1761-09-12, de Voltaire [François Marie Arouet] à Jean Lévesque de Burigny.

J'ai reçu fort tard de Bénigne Bossuet dont vous m'avez honoré.
Je vous en fais mon très sincère remerciement le plus tôt que je peux. J'aime fort les pères de l'église, et surtout celui là, parce qu'ils est bourguignon et que j'ai à présent l'honneur de l'être. De plus il est très éloquent. Ses oraisons funèbres sont de belles déclamations. Je suis seulement fâché qu'il ait tant loué le chancelier Le Tellier qui était un si grand fripon. Son histoire particulière de trois ou quatre nations, qu'il appelle universelle, est d'un génie plein d'imagination. Il a fait ce qu'il a pu pour donner quelque éclat à ce malheureux petit peuple juif, le plus sot et le plus méprisable de tous les peuples.

Vous avouez que ce père de l'église a été un peu mauléoniste, et cela suffit.
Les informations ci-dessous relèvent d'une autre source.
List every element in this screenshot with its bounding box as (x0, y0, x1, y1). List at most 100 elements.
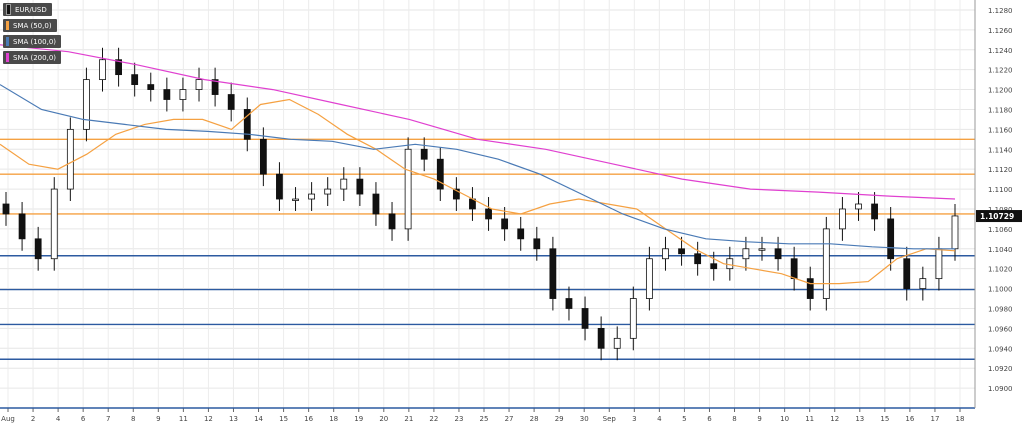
x-tick-label: Sep (603, 415, 617, 423)
y-tick-label: 1.1100 (988, 186, 1013, 194)
candle-down (485, 208, 492, 220)
y-tick-label: 1.1180 (988, 106, 1013, 114)
candle-up (919, 278, 927, 289)
candle-up (340, 178, 348, 190)
y-tick-label: 1.0960 (988, 325, 1013, 333)
x-tick-label: 21 (404, 415, 413, 423)
y-tick-label: 1.1040 (988, 246, 1013, 254)
candles (2, 47, 959, 361)
sma-line-500 (0, 98, 956, 285)
x-tick-label: 18 (956, 415, 965, 423)
legend-swatch (6, 4, 11, 15)
candle-down (694, 253, 702, 265)
x-tick-label: 2 (31, 415, 35, 423)
x-tick-label: 28 (530, 415, 539, 423)
y-tick-label: 1.1160 (988, 126, 1013, 134)
candle-up (662, 248, 669, 260)
x-tick-label: 19 (354, 415, 363, 423)
legend-label: SMA (200,0) (13, 53, 56, 62)
candle-up (742, 248, 750, 260)
candle-up (935, 248, 943, 280)
candle-down (163, 89, 171, 100)
candle-up (83, 79, 90, 130)
x-tick-label: 10 (780, 415, 789, 423)
candle-down (243, 109, 251, 140)
y-tick-label: 1.1280 (988, 7, 1013, 15)
candle-down (597, 327, 605, 349)
x-tick-label: Aug (1, 415, 15, 423)
candle-up (66, 128, 74, 190)
legend-item-price[interactable]: EUR/USD (3, 3, 52, 16)
x-tick-label: 4 (56, 415, 61, 423)
x-tick-label: 5 (682, 415, 686, 423)
candle-down (131, 74, 139, 85)
candle-up (179, 89, 187, 100)
x-tick-label: 4 (657, 415, 662, 423)
y-tick-label: 1.0920 (988, 365, 1013, 373)
candle-up (839, 208, 846, 230)
x-tick-label: 6 (707, 415, 712, 423)
x-tick-label: 9 (156, 415, 160, 423)
x-tick-label: 8 (732, 415, 736, 423)
x-tick-label: 13 (229, 415, 238, 423)
candle-up (613, 337, 621, 349)
candle-down (517, 228, 525, 240)
candle-down (227, 94, 235, 110)
candle-down (581, 308, 589, 329)
x-tick-label: 16 (905, 415, 914, 423)
candle-down (501, 218, 509, 230)
x-tick-label: 23 (454, 415, 463, 423)
x-tick-label: 11 (805, 415, 814, 423)
legend-item-sma200[interactable]: SMA (200,0) (3, 51, 61, 64)
candle-down (211, 79, 219, 95)
x-tick-label: 16 (304, 415, 313, 423)
legend-item-sma100[interactable]: SMA (100,0) (3, 35, 61, 48)
y-tick-label: 1.1120 (988, 166, 1013, 174)
current-price-tag (976, 210, 1022, 223)
x-tick-label: 8 (131, 415, 135, 423)
y-tick-label: 1.1140 (988, 146, 1013, 154)
legend-swatch (6, 37, 9, 46)
candle-up (99, 59, 106, 81)
legend-item-sma50[interactable]: SMA (50,0) (3, 19, 57, 32)
candle-up (951, 215, 959, 250)
legend-label: SMA (100,0) (13, 37, 56, 46)
candle-up (308, 193, 316, 200)
y-tick-label: 1.0940 (988, 345, 1013, 353)
legend: EUR/USD SMA (50,0) SMA (100,0) SMA (200,… (3, 3, 61, 67)
candle-up (195, 79, 203, 90)
candle-up (855, 203, 862, 210)
candle-down (452, 188, 460, 200)
candle-down (871, 203, 878, 220)
x-tick-label: 6 (81, 415, 86, 423)
x-tick-label: 12 (204, 415, 213, 423)
x-tick-label: 7 (106, 415, 110, 423)
candle-up (645, 258, 653, 299)
x-tick-label: 22 (429, 415, 438, 423)
candle-down (259, 138, 267, 175)
legend-label: EUR/USD (15, 5, 47, 14)
candle-down (420, 148, 428, 160)
moving-averages (0, 44, 956, 285)
x-tick-label: 18 (329, 415, 338, 423)
candle-down (790, 258, 798, 280)
candle-up (629, 298, 637, 339)
y-tick-label: 1.1220 (988, 67, 1013, 75)
candle-down (18, 213, 26, 240)
candle-down (710, 263, 718, 270)
candle-down (774, 248, 782, 260)
candle-down (2, 203, 10, 215)
candle-down (115, 59, 122, 76)
candle-down (887, 218, 895, 260)
candle-down (533, 238, 541, 250)
y-tick-label: 1.1240 (988, 47, 1013, 55)
x-tick-label: 14 (254, 415, 263, 423)
sma-line-100 (0, 84, 955, 250)
candle-down (678, 248, 685, 255)
x-tick-label: 15 (279, 415, 288, 423)
candle-down (34, 238, 42, 260)
y-tick-label: 1.1260 (988, 27, 1013, 35)
x-tick-label: 13 (855, 415, 864, 423)
legend-label: SMA (50,0) (13, 21, 52, 30)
Si d'ailleurs vous croyez qu'il ait ressemblé à quelques médecins qui croyent à la médecine, je vous trouve bien bon et bien honnête. Sa conduite avec m. de Fénelon n'est pas d'un homme aisé à vivre; et il faut avoir le diable au corps pour tant crier contre l'aimable auteur du Télémaque qui s'imaginait qu'on pouvait aimer dieu pour lui même.

Au reste je fais plus de cas de Porphire, et je vous remercie en particulier d'avoir traduit son livre contre les gourmands. J'espère qu'il me corrigera.